Puis un second s'était produit pas plus tard qu'hier soir. Aussi brutal que le précédent, un flash avait de nouveau surgi du passé. Les images qui s'étaient interposées étaient toujours brouillées et il m'était impossible de discerner l'origine des sons. Ce n'étaient que des échos nébuleux qui martelaient mon crâne. Si chaque flash-back se révélait aussi intense, les jours à venir menaçaient de devenir mon chemin de croix. Une sale épreuve de plus à affronter depuis les six derniers mois.

Ce drame qui avait emporté avec lui toute mon identité. J'étais rongée par un sentiment d'imposture. À commencer par mon prénom ; Summer. Six lettres qui respiraient la chaleur. Foutaise ! La seule once de chaleur qui me caractérisait, c'était cette brûlure indélébile qui traversait par la diagonale ma clavicule et mes côtes. Le corps médical responsable de la traumatologie routière lui avait même donné un joli nom « traumatisme de ceinture ». Si ma mémoire pouvait se schématiser en une espèce de gruyère rempli de trous noirs, elle s'enrichissait néanmoins d'un lexique remarquable : polytraumatisme, désincarcération, trauma thoracique, lésions cérébrales et mon terme préféré restait l'amnésie rétrograde. Cela signifiait que je souffrais de pertes de mémoire concernant une période majeure avant l'accident. Mais comme-ci ce n'était pas grandement suffisant, la sévérité des séquelles de mon cortex cérébral ne possédait qu'un très faible pronostique de récupération de mes souvenirs. En conséquence, j'étais potentiellement condamnée à vivre avec une partie de mon passé stérile.

Quels étaient mes rêves, mes expériences passées, mes croyances les plus profondes ?

Quel paradoxe vicieux lorsque l'on connaissait le portrait qu'avait pu dresser mon entourage à mon égard. Autrefois, celui d'une personne sensiblement concernée par la douleur d'autrui, dotée d'une grande empathie et d'un amour inconditionnel pour les autres. Le plus absurde dans tout ce merdier ? J'étais en deuxième année de médecine ! Dans une vie antérieure, j'avais du salement provoquer le karma ! Son coup du sort crapuleux devait être ma quittance pour payer ma dette de mauvaises actions. Je vous l'avais dit, Summer Allen était une supercherie ! Une pâle copie de l'extraordinaire et talentueuse âme charitable décrite par tout le monde. D'ailleurs, c'était qui tout le monde ?

Ma mère ? Dont j'avais oublié la paralysie faciale causée par une tumeur poétique, la bien nommée schwannome vestibulaire. Mon père ? Que je n'avais qu'à peine reconnu, la faute à quinze kilos en trop et une calvitie intraitable. Mon frère ? Où j'avais été le témoin de son mariage qui m'avait été effacé, avec une femme qui m'était complètement étrangère et dont le ventre était sur le point d'expulser un petit humain. Ma meilleure amie ? Celle où seul le souvenir de ses trahisons me restait enregistré.

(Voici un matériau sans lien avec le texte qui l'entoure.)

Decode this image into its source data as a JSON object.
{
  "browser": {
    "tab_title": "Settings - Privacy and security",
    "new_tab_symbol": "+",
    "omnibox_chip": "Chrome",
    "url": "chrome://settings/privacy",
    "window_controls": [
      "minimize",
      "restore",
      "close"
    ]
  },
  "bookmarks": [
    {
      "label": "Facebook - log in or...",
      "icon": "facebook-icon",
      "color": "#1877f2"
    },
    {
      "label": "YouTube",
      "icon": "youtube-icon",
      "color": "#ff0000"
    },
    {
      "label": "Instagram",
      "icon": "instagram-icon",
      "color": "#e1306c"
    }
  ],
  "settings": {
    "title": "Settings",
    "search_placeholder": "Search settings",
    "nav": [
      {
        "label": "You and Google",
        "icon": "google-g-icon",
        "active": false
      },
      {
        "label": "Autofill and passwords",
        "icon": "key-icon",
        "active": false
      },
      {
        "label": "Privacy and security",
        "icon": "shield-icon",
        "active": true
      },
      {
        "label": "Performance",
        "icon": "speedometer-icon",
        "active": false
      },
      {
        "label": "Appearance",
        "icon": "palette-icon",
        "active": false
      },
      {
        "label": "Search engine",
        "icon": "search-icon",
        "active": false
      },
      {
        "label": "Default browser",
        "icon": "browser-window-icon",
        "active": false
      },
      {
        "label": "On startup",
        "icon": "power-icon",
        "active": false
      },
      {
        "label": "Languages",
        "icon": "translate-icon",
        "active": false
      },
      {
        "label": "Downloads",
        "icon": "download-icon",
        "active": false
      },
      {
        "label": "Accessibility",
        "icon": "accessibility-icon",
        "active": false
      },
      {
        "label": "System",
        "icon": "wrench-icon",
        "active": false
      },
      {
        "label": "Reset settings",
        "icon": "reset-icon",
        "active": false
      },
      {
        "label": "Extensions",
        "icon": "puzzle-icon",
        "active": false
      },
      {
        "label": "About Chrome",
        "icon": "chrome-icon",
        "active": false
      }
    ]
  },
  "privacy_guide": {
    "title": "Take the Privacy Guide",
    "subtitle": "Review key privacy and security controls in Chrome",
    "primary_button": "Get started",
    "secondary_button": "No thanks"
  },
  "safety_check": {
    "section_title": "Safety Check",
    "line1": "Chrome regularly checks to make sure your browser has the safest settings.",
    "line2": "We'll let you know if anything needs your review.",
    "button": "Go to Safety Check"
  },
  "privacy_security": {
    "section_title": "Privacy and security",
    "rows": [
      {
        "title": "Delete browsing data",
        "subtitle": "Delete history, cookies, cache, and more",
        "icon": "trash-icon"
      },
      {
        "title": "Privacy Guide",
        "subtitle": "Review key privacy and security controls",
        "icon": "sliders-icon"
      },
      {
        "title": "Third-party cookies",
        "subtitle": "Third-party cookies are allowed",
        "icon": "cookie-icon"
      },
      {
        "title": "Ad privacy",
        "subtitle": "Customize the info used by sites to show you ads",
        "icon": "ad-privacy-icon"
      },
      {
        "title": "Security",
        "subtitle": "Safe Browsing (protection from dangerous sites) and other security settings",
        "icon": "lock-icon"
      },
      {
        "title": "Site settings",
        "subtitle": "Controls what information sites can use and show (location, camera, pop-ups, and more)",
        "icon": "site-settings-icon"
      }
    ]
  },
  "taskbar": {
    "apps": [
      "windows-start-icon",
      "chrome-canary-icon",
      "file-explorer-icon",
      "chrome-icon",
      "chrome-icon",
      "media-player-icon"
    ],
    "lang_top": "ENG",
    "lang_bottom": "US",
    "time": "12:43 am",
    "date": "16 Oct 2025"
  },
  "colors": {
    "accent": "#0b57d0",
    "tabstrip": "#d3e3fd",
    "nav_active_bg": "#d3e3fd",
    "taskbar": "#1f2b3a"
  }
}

Je ne méritai plus leur admiration, comment le pourrai-je ? Il ne restait absolument plus rien de cette fille-là ! Non, je n'étais pas morte, c'était bien plus cruel, j'avais ressuscité sous les traits d'une imposteuse...

Chaque journée depuis cent quatre-vingt-sept jours, je me démenai pour reconnecter les fusibles qui avaient bien pu sauter lors de mon accident de voiture. Il m'avait été fortement conseillé de rester très centré sur tous les éléments qui interféraient dans ma vie d'avant. J'avais tenu cinq mois... Au début, c'était leur enthousiasme qui me paralysait ! Ils continuaient à me couvrir d'adoration pour m'éviter de sombrer dans la dépression. À chaque fois que mon père vantait les mérites de sa fille si intelligente et si dévouée, il meurtrissait un peu plus ma dignité.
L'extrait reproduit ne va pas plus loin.